Un pato malo que se desempeñaba como mocito en la cárcel de Pozo Almonte se fugó saliendo muy campante por el portón del penal, con la chiva de que iba a comprar dos kilos de papas, un corte de zapallo, un cuarto de carne molida y cuatro zanahorias para prepararles un fondo de charquicán a los gendarmes.
El reo apretó cachete alrededor del mediodía del martes, pero los vigilantes recién se dieron cuenta cerca de las 5 de la tarde, cuando entraron al fogón canero y vieron que las cacerolas estaban sucias y el cocinero brillaba por su ausencia.

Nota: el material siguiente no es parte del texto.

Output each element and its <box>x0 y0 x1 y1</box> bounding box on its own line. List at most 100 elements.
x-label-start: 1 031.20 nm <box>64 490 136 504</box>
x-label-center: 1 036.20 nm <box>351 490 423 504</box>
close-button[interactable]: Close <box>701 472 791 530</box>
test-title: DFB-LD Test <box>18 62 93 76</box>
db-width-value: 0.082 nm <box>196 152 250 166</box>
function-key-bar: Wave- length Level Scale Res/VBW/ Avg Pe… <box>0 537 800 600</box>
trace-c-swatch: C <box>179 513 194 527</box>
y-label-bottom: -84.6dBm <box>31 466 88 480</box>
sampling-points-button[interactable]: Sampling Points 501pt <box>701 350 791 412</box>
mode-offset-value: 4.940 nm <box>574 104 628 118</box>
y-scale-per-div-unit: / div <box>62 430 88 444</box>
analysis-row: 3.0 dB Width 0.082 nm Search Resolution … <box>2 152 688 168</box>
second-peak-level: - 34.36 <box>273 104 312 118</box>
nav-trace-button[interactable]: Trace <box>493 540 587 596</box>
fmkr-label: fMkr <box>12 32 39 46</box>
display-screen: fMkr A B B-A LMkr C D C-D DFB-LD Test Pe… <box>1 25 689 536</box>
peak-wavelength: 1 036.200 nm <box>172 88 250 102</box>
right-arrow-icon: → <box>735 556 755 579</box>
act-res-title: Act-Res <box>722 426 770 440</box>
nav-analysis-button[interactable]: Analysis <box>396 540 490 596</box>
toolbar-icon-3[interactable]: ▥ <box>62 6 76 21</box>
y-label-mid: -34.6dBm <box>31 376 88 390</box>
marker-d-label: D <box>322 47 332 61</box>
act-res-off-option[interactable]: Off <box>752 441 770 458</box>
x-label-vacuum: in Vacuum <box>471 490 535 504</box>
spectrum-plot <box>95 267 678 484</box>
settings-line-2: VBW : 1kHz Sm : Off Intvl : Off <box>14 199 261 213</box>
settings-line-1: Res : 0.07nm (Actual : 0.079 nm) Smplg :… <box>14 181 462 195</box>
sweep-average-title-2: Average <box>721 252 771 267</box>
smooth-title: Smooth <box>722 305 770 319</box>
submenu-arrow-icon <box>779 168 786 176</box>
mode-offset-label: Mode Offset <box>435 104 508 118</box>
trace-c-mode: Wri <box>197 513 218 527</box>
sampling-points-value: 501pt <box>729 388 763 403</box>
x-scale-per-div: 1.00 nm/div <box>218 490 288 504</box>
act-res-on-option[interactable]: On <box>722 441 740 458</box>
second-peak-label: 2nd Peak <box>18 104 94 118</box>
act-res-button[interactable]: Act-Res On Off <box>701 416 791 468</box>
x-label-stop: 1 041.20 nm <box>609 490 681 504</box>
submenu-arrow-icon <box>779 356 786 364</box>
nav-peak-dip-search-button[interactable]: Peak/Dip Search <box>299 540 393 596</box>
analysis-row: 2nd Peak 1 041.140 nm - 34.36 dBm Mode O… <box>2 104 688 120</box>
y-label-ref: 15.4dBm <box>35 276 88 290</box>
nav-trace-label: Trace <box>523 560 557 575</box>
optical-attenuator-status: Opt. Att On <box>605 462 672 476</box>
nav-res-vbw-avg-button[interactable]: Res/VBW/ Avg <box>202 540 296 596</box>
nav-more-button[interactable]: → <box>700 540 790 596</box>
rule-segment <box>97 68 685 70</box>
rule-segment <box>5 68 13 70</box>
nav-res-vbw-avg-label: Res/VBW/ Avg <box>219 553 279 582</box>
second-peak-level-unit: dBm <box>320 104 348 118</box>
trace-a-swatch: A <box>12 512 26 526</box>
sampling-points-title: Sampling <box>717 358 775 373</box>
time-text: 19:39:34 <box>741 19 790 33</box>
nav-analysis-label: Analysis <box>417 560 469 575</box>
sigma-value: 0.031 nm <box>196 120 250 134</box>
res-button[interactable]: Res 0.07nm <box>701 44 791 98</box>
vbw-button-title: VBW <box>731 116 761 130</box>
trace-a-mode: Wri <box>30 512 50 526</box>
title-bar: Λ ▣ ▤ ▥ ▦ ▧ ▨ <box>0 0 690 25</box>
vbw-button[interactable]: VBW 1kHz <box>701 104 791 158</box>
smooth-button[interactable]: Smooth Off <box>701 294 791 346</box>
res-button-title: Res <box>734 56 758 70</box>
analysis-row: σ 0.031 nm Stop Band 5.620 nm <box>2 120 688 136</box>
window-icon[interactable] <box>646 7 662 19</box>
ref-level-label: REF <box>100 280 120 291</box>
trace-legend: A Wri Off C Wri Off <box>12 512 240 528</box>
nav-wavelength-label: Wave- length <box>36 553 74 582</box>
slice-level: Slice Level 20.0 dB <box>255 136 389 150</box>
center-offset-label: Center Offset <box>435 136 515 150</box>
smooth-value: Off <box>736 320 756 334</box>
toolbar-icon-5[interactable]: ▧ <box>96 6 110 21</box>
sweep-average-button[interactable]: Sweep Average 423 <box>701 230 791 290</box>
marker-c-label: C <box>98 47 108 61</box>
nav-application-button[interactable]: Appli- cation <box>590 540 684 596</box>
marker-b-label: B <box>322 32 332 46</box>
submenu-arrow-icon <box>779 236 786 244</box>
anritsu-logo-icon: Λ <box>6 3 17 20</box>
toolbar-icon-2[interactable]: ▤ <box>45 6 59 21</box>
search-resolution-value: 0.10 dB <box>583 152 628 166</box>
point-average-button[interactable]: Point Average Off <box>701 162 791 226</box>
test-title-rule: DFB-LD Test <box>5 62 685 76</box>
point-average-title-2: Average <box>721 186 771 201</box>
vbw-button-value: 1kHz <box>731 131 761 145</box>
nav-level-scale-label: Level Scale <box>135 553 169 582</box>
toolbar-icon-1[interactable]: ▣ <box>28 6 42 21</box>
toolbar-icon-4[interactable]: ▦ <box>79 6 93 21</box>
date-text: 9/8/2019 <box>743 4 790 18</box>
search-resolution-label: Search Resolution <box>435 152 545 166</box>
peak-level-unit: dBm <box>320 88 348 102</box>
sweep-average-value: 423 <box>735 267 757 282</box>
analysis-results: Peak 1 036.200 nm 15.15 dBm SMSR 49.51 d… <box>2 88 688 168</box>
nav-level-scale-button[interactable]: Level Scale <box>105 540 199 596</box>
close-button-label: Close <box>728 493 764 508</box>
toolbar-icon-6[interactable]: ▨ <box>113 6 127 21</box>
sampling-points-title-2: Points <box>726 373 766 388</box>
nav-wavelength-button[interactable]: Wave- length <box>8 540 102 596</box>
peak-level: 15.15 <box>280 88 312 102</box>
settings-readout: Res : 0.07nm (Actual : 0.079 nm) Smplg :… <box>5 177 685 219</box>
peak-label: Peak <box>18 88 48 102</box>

Sólo entonces cacharon que su preso regalón, el mocito que les tenía la pieza soplada, los bototos lustrados y les llenaba el buche, se había ido sin despedirse.
El ingrato fue identificado como José Antonio Ibáñez Mesías, un pato malo que cumplía condena por tráfico de drogas.
Las amistades que Ibáñez dejó en la cana mandaron un comunicado a La Cuarta, en el que informan que el prófugo ya había cumplido siete años en prisión.
Apenas cacharon que el canario había escapado de la jaula, llevándose hasta el alpiste, los gendarmes rastrillaron la comuna de Pozo Almonte y realizaron, sin resultados, extensos y prolijos patrullajes, para recuperar al chef del penal.